MariaDB 5.3.3-rc is erroneously (I think) reporting "Out of memory" and then crashing

Bug #929603 reported by Peter (Stig) Edwards
14
This bug affects 2 people
Affects Status Importance Assigned to Milestone
MariaDB
Fix Committed
Undecided
Unassigned

Bug Description

Thank you for MariaDB 5.3.3-rc

MariaDB 5.3.3-rc is erroneously (I think) reporting "Out of memory" and then crashing.

From the stack trace it looks like it is creating an internal tmp table.

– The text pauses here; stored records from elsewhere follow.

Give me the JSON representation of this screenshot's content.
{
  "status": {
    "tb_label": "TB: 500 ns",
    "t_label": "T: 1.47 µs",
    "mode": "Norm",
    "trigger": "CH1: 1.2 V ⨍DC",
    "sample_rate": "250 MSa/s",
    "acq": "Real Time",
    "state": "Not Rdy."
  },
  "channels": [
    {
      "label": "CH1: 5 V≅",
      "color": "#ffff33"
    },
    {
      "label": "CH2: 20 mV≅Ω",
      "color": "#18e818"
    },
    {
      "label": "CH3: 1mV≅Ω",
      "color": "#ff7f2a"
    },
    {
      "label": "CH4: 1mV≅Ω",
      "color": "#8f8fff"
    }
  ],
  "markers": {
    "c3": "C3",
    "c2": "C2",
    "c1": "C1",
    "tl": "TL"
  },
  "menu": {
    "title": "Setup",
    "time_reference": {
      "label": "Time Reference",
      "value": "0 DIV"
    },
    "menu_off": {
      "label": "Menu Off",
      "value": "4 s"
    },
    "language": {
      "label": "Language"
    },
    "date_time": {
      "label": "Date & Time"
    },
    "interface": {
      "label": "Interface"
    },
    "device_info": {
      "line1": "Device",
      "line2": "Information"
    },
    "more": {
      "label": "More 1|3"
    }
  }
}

Sorry, I do not have a reproducer or a core dump. I do have several monitoring systems that collectively run frequently and none show any data that indicate the host (Red Hat EL 5.7 x86_64, 48G RAM, 2G swap, glibc-2.5-65, ) was low on memory (no swap used or swapping, only significant process was mysqld using vsz=28701476 rss=27949352 21s before the crash, 14s before the 2nd "Out of memory" in the error log and 30s before the 1st "Out of memory". The user running mysqld does have a max memory size and virtual memory ulimits of 48G set (I just lowered this to 44G).

One thing I noticed in the crash log is the key_buffer_size=0 , it's not, it is 25769803776 (key_buffer = 24576M), I have noticed this in a few other MariaDB bugs.

I will share a my.cnf file if I can isolate a reproducer, the my.cnf file does have max_heap_table_size = 2048MB (2147483648) in it, while tmp_table_size is the default 16777216. aria_sort_buffer_size is the default 128m, hmm I wonder if this should be at least the same as max_heap_table_size (to avoid the crash). I need to bump it up for performance anyway.

 I'll work on getting a core file to be produced if it crashes again.

120208 22:56:38 [ERROR] mysqld: Out of memory (Needed 2256587384 bytes)
120208 22:56:38 [ERROR] Out of memory; check if mysqld or some other process uses all available memory; if not, you may have to use 'ulimit' to allow mysqld to use more memory or you can add more swap space
120208 22:57:16 [ERROR] mysqld: Out of memory (Needed 2572758680 bytes)
120208 22:57:16 [ERROR] Out of memory; check if mysqld or some other process uses all available memory; if not, you may have to use 'ulimit' to allow mysqld to use more memory or you can add more swap space
120208 22:57:23 [ERROR] mysqld got signal 11 ;
This could be because you hit a bug. It is also possible that this binary
or one of the libraries it was linked against is corrupt, improperly built,
or misconfigured. This error can also be caused by malfunctioning hardware.
We will try our best to scrape up some info that will hopefully help diagnose
the problem, but since we have already crashed, something is definitely wrong
and this may fail.

Server version: 5.3.3-MariaDB-rc-log
key_buffer_size=0
read_buffer_size=8388608
max_used_connections=18
max_threads=153
threads_connected=7
It is possible that mysqld could use up to
key_buffer_size + (read_buffer_size + sort_buffer_size)*max_threads = 2038701 K
bytes of memory
Hope that's ok; if not, decrease some variables in the equation.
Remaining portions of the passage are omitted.